Ns-2 incorporates substantial contributions from third parties, including wireless code from the UCB Daedelus and CMU Monarch projects and Sun Microsystems.

=== ns-3 ===
In 2005, a team led by Tom Henderson, George Riley, Sally Floyd, and Sumit Roy, applied for and received funding from the U.S. National Science Foundation (NSF) to build a replacement for ns-2, called ns-3. This team collaborated with the Planete project of INRIA at Sophia Antipolis, with Mathieu Lacage as the software lead, and formed a new open source project.

In the process of developing ns-3, it was decided to completely abandon backward-compatibility with ns-2. The new simulator would be written from scratch, using the C++ programming language. Development of ns-3 began in July 2006.

Current status of the three versions is:
- ns-1 development stopped when ns-2 was founded. It is no longer developed nor maintained.
- ns-2 development stopped around 2010. It is no longer developed nor maintained.
- ns-3 is actively being developed and maintained.

== Design of ns-3 ==
ns-3 is a discrete-event network simulator, sometimes called a 'system simulator' in contrast to a 'link simulator' that models an individual communications link in more detail. ns-3 is written in C++ and compiled into a set of shared libraries that are linked by executable programs that describe the desired simulation topology and configuration. Python bindings are optionally provided using cppyy, allowing users to write simulation programs in Python. The ns-3 simulator features an integrated attribute-based system to manage default and per-instance values for simulation parameters.
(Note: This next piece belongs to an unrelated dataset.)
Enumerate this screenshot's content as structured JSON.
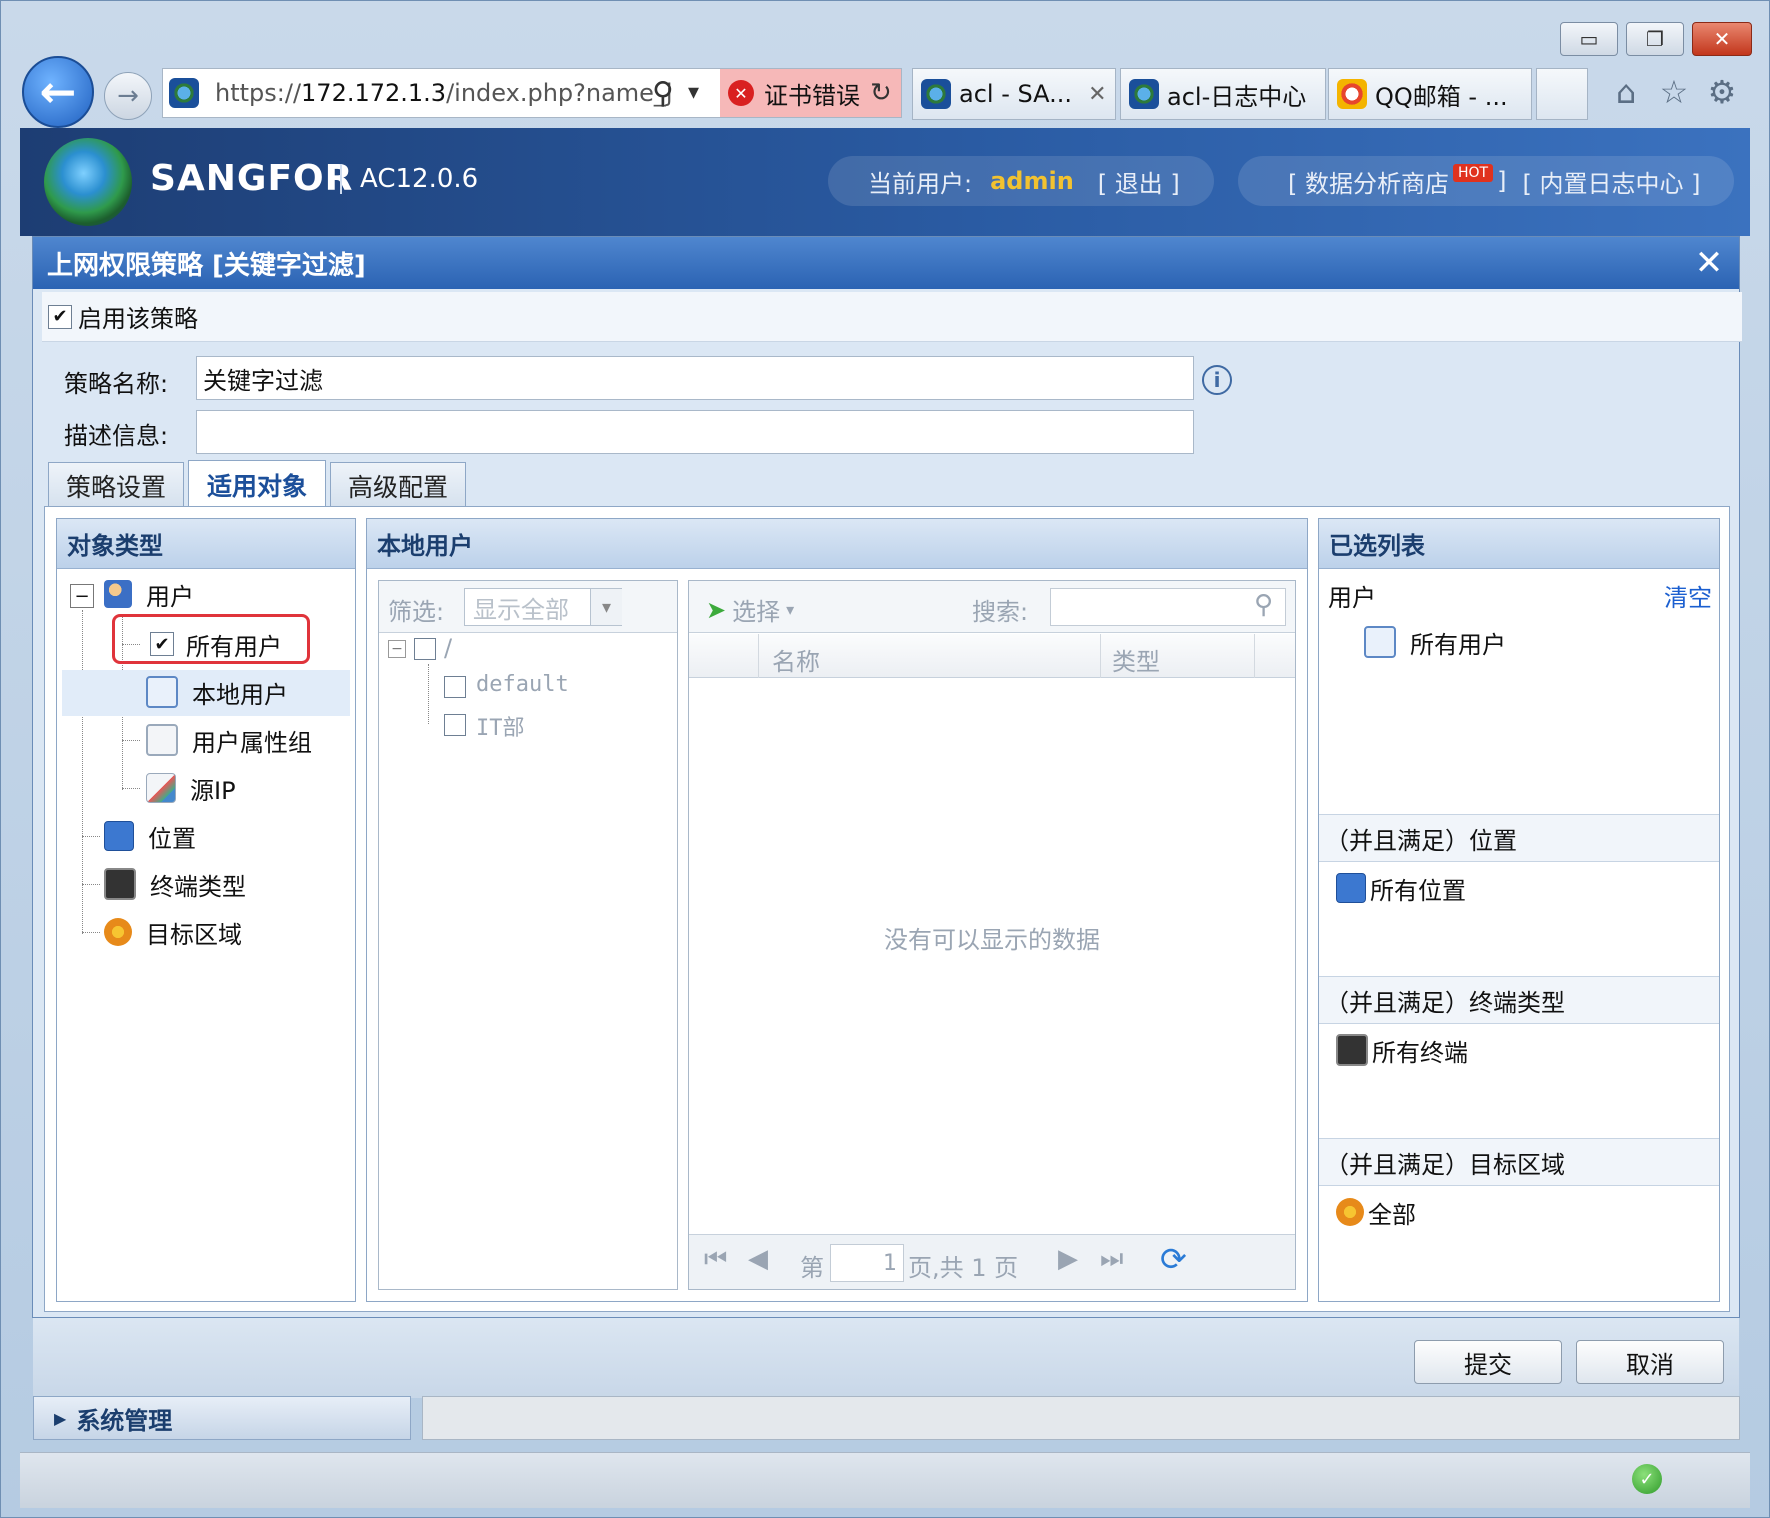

== Requirements for ns-3 ==
To build ns-3, you need a computer with a C++ compiler, Python, and the CMake build system. Simple scenarios should run on typical home or office computers, but very large scenarios benefit from large amounts of memory and faster CPUs. The project provides an installation guide that details the requirements, and a tutorial on how to get started.

== Simulation workflow ==

The general process of creating a simulation using either ns-2 or ns-3 can be divided into several steps:
1. Topology definition: To ease the creation of basic facilities and define their interrelationships, ns-3 has a system of containers and helpers that facilitates this process.
2. Model development: Models are added to simulation (for example, UDP, IPv4, point-to-point devices and links, applications); most of the time this is done using helpers.
3. Node and link configuration: models set their default values (for example, the size of packets sent by an application or MTU of a point-to-point link); most of the time this is done using the attribute system.
4. Execution: Simulation facilities generate events, data requested by the user is logged.
5. Performance analysis: After the simulation is finished and data is available as a time-stamped event trace. This data can then be statistically analysed with tools like R to draw conclusions.
6. Graphical Visualization: Raw or processed data collected in a simulation can be graphed using tools like Gnuplot, matplotlib or XGRAPH.